Reklama

On, wybitny aktor, znany ze swojej słabości do kobiet, dużo starszy – zostawił dla niej żonę. Ona, młodziutka aktorka – właśnie rozstała się z mężem. Krzysztof Chamiec i Laura Łącz swoim związkiem wywołali skandal, nikt nie wróżył im sukcesu. A oni jakby na przekór wszystkiemu stworzyli szczęśliwy związek. „Może to irracjonalne, ale wciąż czuję jego obecność. Przecież miłość nie kończy się, gdy ktoś umiera”, mówiła Laura Łącz o mężu, Krzysztofie Chamcu, w poruszającej rozmowie z Elżbietą Pawełek dla magazynu VIVA!.

Reklama

Ostatnia aktualizacja tekstu: 02.02.2024 r.

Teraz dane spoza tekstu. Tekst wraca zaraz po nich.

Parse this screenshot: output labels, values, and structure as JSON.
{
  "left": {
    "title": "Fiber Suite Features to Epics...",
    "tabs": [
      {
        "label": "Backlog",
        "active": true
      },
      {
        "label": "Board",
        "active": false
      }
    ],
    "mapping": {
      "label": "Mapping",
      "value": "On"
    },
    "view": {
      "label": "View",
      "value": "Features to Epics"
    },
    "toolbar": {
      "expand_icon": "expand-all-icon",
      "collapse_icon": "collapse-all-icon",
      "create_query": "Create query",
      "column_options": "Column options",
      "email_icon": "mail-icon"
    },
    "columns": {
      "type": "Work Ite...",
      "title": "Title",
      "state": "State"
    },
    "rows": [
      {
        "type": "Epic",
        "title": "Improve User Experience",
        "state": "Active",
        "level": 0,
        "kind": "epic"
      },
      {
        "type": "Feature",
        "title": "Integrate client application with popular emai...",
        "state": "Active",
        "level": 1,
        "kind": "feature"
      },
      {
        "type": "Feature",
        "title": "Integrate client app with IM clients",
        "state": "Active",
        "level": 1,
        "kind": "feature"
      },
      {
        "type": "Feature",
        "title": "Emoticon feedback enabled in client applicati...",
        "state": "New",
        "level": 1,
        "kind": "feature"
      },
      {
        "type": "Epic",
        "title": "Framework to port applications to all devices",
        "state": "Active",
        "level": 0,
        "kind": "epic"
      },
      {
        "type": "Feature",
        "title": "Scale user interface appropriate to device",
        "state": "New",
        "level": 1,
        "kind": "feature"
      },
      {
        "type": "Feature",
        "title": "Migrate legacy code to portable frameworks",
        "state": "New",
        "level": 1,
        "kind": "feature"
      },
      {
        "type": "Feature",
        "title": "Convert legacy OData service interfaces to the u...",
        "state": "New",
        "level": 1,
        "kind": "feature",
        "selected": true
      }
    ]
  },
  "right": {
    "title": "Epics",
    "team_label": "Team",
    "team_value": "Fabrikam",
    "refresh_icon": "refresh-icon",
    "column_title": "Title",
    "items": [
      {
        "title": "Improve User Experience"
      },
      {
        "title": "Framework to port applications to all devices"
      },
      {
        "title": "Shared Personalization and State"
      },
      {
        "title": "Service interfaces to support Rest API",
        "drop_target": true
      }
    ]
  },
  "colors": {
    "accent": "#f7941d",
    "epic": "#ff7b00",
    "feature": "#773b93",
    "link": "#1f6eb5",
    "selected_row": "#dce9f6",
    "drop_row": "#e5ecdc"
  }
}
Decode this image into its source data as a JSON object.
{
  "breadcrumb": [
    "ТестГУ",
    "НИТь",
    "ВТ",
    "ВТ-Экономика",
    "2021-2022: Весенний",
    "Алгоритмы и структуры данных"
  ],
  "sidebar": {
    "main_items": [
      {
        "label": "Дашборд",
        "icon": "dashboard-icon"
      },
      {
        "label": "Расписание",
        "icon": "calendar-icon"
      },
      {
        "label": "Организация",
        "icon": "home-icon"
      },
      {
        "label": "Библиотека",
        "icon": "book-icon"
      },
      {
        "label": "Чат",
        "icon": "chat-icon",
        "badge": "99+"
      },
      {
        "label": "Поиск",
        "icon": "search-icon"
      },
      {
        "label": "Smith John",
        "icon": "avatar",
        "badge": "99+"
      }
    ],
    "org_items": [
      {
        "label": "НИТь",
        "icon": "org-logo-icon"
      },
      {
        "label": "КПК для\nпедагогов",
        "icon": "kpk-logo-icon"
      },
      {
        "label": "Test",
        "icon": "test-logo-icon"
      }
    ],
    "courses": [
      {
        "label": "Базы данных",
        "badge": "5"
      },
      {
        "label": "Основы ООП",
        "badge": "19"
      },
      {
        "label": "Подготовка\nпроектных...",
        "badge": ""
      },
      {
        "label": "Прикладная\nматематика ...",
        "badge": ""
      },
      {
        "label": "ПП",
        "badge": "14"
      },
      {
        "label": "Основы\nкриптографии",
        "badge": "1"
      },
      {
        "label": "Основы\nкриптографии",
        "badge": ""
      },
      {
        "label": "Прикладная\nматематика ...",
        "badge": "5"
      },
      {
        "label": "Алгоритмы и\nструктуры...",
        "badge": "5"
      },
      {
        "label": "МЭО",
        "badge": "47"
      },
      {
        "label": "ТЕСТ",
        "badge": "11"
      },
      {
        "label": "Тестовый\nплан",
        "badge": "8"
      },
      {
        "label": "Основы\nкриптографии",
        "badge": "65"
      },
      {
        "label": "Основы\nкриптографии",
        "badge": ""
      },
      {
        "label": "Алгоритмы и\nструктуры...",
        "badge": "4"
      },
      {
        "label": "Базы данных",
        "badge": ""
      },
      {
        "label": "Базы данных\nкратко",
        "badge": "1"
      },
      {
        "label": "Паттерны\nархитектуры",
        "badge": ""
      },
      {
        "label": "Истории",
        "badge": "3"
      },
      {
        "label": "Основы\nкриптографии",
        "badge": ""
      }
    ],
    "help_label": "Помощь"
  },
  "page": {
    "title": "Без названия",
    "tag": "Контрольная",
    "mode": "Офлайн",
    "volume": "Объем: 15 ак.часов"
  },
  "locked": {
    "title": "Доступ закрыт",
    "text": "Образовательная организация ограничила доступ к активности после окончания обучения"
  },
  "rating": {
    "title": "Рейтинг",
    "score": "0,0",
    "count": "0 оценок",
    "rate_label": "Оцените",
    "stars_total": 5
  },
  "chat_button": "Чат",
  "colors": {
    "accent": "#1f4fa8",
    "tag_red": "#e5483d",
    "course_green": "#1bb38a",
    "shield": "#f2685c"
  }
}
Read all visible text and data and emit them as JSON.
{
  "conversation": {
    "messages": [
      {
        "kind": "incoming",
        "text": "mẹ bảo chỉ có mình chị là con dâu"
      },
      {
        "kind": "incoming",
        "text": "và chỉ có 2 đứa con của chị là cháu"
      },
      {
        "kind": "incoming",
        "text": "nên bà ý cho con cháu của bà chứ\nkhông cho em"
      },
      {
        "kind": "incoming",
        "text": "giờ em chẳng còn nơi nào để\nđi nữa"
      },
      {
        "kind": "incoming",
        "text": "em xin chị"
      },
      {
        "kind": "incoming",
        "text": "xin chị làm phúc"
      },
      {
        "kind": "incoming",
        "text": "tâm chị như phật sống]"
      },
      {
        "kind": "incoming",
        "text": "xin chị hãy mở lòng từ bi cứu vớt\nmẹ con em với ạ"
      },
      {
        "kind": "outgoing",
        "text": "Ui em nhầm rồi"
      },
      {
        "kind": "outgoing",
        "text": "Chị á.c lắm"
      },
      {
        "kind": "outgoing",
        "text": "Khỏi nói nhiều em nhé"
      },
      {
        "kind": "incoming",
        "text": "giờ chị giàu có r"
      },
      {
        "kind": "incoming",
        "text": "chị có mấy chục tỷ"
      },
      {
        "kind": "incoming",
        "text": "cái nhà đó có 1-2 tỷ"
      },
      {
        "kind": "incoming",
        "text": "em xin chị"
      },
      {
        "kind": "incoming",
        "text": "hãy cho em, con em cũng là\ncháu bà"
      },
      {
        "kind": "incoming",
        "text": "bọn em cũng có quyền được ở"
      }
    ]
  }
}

Krzysztof Chamiec i Laura Łącz: historia ich relacji. Jak się poznali?

Był jednym z najprzystojniejszych aktorów swego pokolenia. Nie było kobiety, która nie chciała z nim być. Tylko trzem było to jednak dane. Krzysztof Chamiec najpierw ożenił się z Aleksandrą Grzędzianką, następnie z Joanną Jędryką, a później z Joanną Sobieską. I nagle... poznał ją - Laurę Łącz. Kobietę z przeszłością młodszą o 24 lata. Dla niego porzuciła męża On dla niej żonę i dziecko. „Kiedyś Krzysztof powiedział mojej mamie, że gdyby spotkał mnie wcześniej, to miałby jedną żonę. Byliśmy sobie najbliżsi na świecie”, powiedziała Laura Łącz w wywiadzie dla Dobrego Tygodnia.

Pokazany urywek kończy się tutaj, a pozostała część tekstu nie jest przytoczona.